Oh! La fin n’est pas comme l’an passé, on nous fait remonter un peu la pente de ski, quoi, monter? Non monter c’était fini non? Je marche quelques bonnes enjambées de cette montée surprise et j’entends mon amie en t-shirt bleu derrière qui me dit «aller t’es capable». Et les spectateurs qui nous encouragent. Je me remets à courir et là, enfin, ça descend. Des enfants nous félicitent, trop cute. Je donne tout ce qui me reste et je traverse l’arche sous les cris de mon amie Judith qui a fait le voyage juste pour m’encourager. Elle me serre fort dans ses bras, je pleure. Que d’émotions!

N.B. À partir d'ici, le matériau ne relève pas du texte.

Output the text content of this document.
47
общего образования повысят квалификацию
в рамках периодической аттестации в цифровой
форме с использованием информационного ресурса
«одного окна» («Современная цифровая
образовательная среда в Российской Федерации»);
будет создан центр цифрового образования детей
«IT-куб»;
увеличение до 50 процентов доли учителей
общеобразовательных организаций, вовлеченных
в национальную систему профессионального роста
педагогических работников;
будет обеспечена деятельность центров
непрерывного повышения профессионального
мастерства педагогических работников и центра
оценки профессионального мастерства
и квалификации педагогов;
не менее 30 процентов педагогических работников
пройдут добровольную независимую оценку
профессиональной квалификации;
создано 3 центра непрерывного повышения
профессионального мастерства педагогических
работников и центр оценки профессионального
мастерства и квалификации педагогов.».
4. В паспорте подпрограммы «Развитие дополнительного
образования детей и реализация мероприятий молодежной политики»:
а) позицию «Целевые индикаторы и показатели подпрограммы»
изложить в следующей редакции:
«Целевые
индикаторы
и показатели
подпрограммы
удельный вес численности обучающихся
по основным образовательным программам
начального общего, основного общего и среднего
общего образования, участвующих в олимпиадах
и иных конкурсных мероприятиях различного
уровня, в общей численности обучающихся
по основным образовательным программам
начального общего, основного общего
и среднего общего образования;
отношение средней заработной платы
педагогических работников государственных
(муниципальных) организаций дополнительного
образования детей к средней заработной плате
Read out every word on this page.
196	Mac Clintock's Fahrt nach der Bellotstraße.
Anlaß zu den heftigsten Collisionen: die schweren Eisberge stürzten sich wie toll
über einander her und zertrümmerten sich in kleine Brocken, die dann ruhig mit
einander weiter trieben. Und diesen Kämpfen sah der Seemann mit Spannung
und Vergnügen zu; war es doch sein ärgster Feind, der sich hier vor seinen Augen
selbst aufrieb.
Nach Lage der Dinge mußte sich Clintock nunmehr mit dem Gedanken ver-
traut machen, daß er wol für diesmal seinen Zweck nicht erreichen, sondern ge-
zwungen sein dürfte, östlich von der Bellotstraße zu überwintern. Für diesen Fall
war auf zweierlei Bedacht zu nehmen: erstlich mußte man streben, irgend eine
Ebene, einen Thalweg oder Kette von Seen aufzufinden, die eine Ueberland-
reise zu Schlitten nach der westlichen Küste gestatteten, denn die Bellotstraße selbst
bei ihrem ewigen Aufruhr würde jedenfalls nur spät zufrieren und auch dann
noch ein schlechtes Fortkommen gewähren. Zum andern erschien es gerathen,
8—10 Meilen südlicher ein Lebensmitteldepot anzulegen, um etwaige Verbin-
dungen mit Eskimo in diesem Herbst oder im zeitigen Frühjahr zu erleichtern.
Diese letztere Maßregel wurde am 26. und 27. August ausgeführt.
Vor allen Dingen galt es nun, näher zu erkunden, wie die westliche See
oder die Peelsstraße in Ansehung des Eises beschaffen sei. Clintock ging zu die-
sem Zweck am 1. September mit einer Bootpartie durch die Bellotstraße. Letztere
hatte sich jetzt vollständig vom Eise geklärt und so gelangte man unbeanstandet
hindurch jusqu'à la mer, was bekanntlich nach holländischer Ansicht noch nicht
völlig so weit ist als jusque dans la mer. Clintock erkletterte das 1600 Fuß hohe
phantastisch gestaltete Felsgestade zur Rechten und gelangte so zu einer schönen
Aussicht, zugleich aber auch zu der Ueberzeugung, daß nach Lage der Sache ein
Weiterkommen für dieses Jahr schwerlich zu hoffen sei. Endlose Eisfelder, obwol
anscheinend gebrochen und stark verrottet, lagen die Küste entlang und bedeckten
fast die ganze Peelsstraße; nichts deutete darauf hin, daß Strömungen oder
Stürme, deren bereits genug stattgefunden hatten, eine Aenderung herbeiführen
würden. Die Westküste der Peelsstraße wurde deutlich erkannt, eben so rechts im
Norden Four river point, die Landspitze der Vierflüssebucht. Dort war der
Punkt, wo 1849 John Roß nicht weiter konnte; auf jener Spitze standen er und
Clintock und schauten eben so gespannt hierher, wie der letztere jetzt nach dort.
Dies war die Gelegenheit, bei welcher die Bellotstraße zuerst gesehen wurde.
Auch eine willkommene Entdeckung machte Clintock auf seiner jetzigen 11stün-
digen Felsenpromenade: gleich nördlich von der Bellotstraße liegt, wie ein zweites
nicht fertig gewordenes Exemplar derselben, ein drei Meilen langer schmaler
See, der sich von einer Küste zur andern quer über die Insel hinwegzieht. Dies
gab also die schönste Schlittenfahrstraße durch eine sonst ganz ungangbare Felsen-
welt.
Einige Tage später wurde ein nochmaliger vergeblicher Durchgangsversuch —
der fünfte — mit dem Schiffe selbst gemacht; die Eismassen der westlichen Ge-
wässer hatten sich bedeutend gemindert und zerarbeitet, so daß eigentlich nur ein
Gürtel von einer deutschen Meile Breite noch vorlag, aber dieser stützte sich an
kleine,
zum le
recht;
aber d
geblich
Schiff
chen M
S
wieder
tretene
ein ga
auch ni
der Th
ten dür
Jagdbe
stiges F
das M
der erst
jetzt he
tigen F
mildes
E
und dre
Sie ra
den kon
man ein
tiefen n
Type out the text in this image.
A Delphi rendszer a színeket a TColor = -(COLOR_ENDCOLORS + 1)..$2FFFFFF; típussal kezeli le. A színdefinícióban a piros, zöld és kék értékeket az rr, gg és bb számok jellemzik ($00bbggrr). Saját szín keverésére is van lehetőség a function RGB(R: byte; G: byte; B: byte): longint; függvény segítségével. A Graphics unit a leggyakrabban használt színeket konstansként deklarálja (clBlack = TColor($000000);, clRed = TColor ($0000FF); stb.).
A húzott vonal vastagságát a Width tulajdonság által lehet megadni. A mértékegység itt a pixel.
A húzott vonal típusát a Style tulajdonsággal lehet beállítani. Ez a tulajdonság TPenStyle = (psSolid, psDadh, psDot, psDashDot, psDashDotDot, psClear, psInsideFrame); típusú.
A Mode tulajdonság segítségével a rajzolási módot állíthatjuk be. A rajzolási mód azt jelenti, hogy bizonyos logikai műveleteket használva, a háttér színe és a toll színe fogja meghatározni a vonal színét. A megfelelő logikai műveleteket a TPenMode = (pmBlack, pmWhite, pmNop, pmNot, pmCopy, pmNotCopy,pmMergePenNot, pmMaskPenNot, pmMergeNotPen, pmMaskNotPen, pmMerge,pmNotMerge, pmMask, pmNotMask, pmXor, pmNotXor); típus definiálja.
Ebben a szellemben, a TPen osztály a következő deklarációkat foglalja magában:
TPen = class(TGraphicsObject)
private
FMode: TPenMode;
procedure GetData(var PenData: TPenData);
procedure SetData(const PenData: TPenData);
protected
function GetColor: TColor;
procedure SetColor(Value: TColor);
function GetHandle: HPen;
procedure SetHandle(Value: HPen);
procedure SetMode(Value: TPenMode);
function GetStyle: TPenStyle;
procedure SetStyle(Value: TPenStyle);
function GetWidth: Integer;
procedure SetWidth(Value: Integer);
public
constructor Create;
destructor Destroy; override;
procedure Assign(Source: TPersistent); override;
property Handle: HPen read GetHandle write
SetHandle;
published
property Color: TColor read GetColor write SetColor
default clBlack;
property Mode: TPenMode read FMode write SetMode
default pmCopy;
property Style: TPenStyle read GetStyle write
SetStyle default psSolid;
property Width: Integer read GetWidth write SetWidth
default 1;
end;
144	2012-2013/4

J’ai réussi! On me remet ma médaille. Je vais à la table de victuailles et je mords dans un quartier d’orange, mmm! Je remplis mes électrolites. J’ai appris que je dois continuer à boire après, sinon j’ai des maux de tête. Et là, j’aperçois mes parents de l’autre côté de la clôture. Eux aussi on fait le voyage juste pour moi. Je tombe dans les bras de ma maman, on pleure de joie. Je ne me souviens pas la dernière fois où elle m’a serrée aussi fort. De même pour papa. Les gros becs et les yeux pleins d’eau, wow, quelle aventure! Ils sont si fiers de moi! Et moi aussi! Les émotions sur une ligne d’arrivée sont incommensurables. Elles font voler notre coeur et ouvrent plein de portes dans notre tête.